The idea, said GMP CEO Mary Powell, was to build on CVPS' history in Rutland, while doing something "that was forward looking and forward thinking." True to its word, GMP has made strides to enliven downtown Rutland in the two and a half years since the merger. It's recruited businesses — some tied directly to the solar industry, like groSolar and SunCommon, as well as those unrelated, like Small Dog Electronics — to relocate downtown, and Louras said GMP is working to bring an independent bookstore back to the city.
GMP itself moved into a vacant storefront on Rutland's Merchants Row: What was formerly a department store is now the gleaming, high-tech Energy Innovation Center. In the rear of the building is a large, open-concept office space where workers tap away at laptops at standing desks. There's a conference room encased in glass walls and a large educational exhibit that invites schoolchildren to learn about energy and efficiency.
- caleb kenna
- Mary Powell
Powell remembers showing up on Merchants Row a few years ago to find seemingly deserted streets and abundant parking. Not so today: Occupancy rates in downtown storefronts are now at 95 percent.
"Rutland does feel different," said Powell.
But Powell doesn't take sole credit for the change. When she first started coming to Rutland, she tapped into a network of young, energetic people working to change their city. GMP's arrival also coincided with renewed efforts at neighborhood stabilization and a new approach to police work. The timing and overlap in these areas, Louras said, transformed the city. "I'm not just blowing smoke," he said. "That's a fact."
Louras' optimism is tempered by concerns that solar jobs — booming now — won't make up for the loss of CVPS. Sen. Kevin Mullin (R-Rutland) acknowledged that GMP is making good on its promises, but still believes that "there's no question the merger hurt Rutland," particularly when it comes to the loss of executive-level positions formerly associated with CVPS.
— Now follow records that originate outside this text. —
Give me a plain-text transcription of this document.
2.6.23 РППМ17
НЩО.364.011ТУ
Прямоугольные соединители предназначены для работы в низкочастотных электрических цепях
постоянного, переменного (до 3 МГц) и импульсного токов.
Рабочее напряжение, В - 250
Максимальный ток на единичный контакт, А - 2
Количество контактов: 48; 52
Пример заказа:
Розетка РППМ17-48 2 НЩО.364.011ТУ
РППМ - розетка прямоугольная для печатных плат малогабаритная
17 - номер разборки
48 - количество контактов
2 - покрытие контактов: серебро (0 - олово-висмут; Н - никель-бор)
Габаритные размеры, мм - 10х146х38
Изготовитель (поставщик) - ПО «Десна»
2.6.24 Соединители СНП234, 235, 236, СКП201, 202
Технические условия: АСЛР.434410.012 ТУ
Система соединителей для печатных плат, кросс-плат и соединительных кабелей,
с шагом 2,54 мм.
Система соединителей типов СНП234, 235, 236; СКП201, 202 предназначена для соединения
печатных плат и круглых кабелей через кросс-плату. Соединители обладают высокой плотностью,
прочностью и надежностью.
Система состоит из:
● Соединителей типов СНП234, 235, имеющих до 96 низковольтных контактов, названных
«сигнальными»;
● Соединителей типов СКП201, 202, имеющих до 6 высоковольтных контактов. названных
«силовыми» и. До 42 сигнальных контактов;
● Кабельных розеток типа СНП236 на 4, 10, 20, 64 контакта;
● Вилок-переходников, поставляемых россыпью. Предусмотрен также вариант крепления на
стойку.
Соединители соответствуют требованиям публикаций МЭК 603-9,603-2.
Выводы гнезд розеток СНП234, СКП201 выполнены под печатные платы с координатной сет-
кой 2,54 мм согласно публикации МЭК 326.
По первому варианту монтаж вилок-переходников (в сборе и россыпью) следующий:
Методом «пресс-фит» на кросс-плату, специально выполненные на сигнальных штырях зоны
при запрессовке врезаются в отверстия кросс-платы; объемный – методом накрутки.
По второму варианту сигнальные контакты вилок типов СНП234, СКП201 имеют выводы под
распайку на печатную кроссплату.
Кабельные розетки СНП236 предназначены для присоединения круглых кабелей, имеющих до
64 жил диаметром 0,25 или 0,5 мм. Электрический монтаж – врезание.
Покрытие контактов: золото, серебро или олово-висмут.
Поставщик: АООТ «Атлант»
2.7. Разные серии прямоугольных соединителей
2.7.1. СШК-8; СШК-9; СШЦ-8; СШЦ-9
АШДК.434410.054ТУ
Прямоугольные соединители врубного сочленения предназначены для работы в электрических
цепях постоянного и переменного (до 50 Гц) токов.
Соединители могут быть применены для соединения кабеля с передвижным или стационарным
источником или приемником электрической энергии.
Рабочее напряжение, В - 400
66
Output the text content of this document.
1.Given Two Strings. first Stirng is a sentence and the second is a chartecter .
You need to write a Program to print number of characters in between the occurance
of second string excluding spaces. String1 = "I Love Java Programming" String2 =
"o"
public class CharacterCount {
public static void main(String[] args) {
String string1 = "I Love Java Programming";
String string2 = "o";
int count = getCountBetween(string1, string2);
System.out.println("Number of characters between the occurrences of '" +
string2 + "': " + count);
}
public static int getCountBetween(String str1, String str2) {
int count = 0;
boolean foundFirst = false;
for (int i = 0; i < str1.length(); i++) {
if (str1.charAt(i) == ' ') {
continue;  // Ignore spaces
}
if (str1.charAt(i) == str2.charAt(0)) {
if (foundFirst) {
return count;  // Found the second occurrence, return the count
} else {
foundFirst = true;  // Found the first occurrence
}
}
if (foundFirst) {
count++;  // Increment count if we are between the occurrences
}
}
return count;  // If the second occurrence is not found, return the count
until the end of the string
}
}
He also shares the concerns of some Rutland County residents who object to the sudden onslaught of solar development in the region. "What the state has done is turn their backs completely on local control," said Mullin, citing concerns about the long-term affordability of solar and calling some projects in the region "eyesores."
But solar projects have raised few objections within Rutland city limits, and Stafford Hill is no exception. One benefit of constructing a solar farm atop a former landfill is that the location was already tucked out of sight. The roughly 15 acres on which it sits weren't suitable for many other types of development.
On an overcast day last month, Kirk Shields — who introduces himself as an "innovation champion" with GMP — put on a hard hat and began the trek up Stafford Hill. He crunched through the snow that lingered after a powerful winter storm had swept the region a week before, leaving some GMP customers without power for days. Such winter storms are one reason why a microgrid powering a shelter makes practical sense.
Shields, who worked with the city on the permitting for the project, said Rutland officials were happy to put the former landfill to good use. The panels are in place, and construction is under way on a battery-storage system that will hold lead acid and lithium ion batteries. By producing electricity when the sun shines, and banking excess power in those batteries, the microgrid should be able to power the shelter indefinitely.
Energy experts like Viens predict it won't be long before solar-powered microgrids are everywhere. Rutland is already considering other potential sites for the technology, according to Louras, including the city's water treatment facility.
When Stafford Hill powers up in March, Shields said, it will be GMP's biggest solar project yet. Pausing atop the snowy hill now blanketed with solar panels, he predicted, "It won't stay the biggest for long."